If we have $$$3$$$ or more items with equal value (say $$$x$$$), we can remove $$$2$$$ of this items and instead of them add one item with value $$$2x$$$. Let's do all this possible exchanges. Now we have $$$\le 2$$$ items of each value. And values sum is still $$$\le 2 \cdot 10^5$$$, because exchanges don't change total sum. It's easy to prove then that items count is $$$O(\sqrt{2 \cdot 10^5})$$$. And we just do simple knapsack with bitset on this items.

Source code

Thanks!

Are there any sources that mention this trick? Also why do we need >=3 items and not >=2 items when trying to merge?

Merging >= 2 won't work in cases like the following: we have 4 copies of an item $$$x$$$. 2 pairs of them merge into $$$2x$$$, then the 2 $$$2x$$$ items merge into one $$$4x$$$, which prevents us from getting sums such as $$$3x$$$. Merging when we have >= 3 fixes that issue because we leave at least one item of size $$$x$$$ behind to make smaller denominations.

Oh, it is somewhat like binary bits.
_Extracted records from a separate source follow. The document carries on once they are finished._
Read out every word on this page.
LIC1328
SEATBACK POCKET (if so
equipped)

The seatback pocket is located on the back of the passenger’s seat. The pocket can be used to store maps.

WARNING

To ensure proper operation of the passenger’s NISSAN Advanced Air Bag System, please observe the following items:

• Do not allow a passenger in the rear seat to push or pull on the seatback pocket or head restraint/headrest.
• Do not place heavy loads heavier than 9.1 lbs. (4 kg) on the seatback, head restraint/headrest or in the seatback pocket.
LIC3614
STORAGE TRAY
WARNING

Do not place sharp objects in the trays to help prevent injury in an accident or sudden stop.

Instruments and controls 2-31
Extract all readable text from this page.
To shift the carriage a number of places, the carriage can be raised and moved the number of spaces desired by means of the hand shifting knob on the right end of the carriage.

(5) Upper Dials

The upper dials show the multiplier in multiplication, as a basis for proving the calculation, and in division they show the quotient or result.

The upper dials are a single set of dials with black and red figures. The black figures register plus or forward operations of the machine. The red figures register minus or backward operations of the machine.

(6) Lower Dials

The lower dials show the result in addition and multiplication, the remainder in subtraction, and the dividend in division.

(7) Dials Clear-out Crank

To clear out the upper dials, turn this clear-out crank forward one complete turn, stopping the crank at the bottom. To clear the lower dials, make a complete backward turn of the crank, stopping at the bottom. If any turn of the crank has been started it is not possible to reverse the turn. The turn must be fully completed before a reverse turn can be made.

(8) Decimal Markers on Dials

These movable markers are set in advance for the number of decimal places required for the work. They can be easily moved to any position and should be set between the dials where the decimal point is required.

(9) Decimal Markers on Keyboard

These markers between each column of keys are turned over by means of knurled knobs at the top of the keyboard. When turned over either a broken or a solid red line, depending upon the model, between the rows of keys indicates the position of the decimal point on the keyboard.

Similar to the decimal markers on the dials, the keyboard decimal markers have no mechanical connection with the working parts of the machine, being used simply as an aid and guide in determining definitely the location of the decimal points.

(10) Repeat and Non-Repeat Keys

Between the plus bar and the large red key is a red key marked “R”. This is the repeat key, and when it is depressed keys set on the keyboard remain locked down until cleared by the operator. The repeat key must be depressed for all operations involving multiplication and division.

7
If we merge >=2 pairs, then we won't have the option to set this bit to 1 (if number of items is even). Thanks, I get it now.

Because we may want to take only one $$$x$$$ in answer, so we need to leave one of them in our set. But when we want to take two $$$x$$$ in answer, we can imagine that we take item with $$$2x$$$ instead.

I saw this idea in this comment.

Btw, your code doesn't work for W = 2e5 because bitsets start indexing at 0. And it's also pretty tight on TL for N, M = 2e5 and all Ai = 1.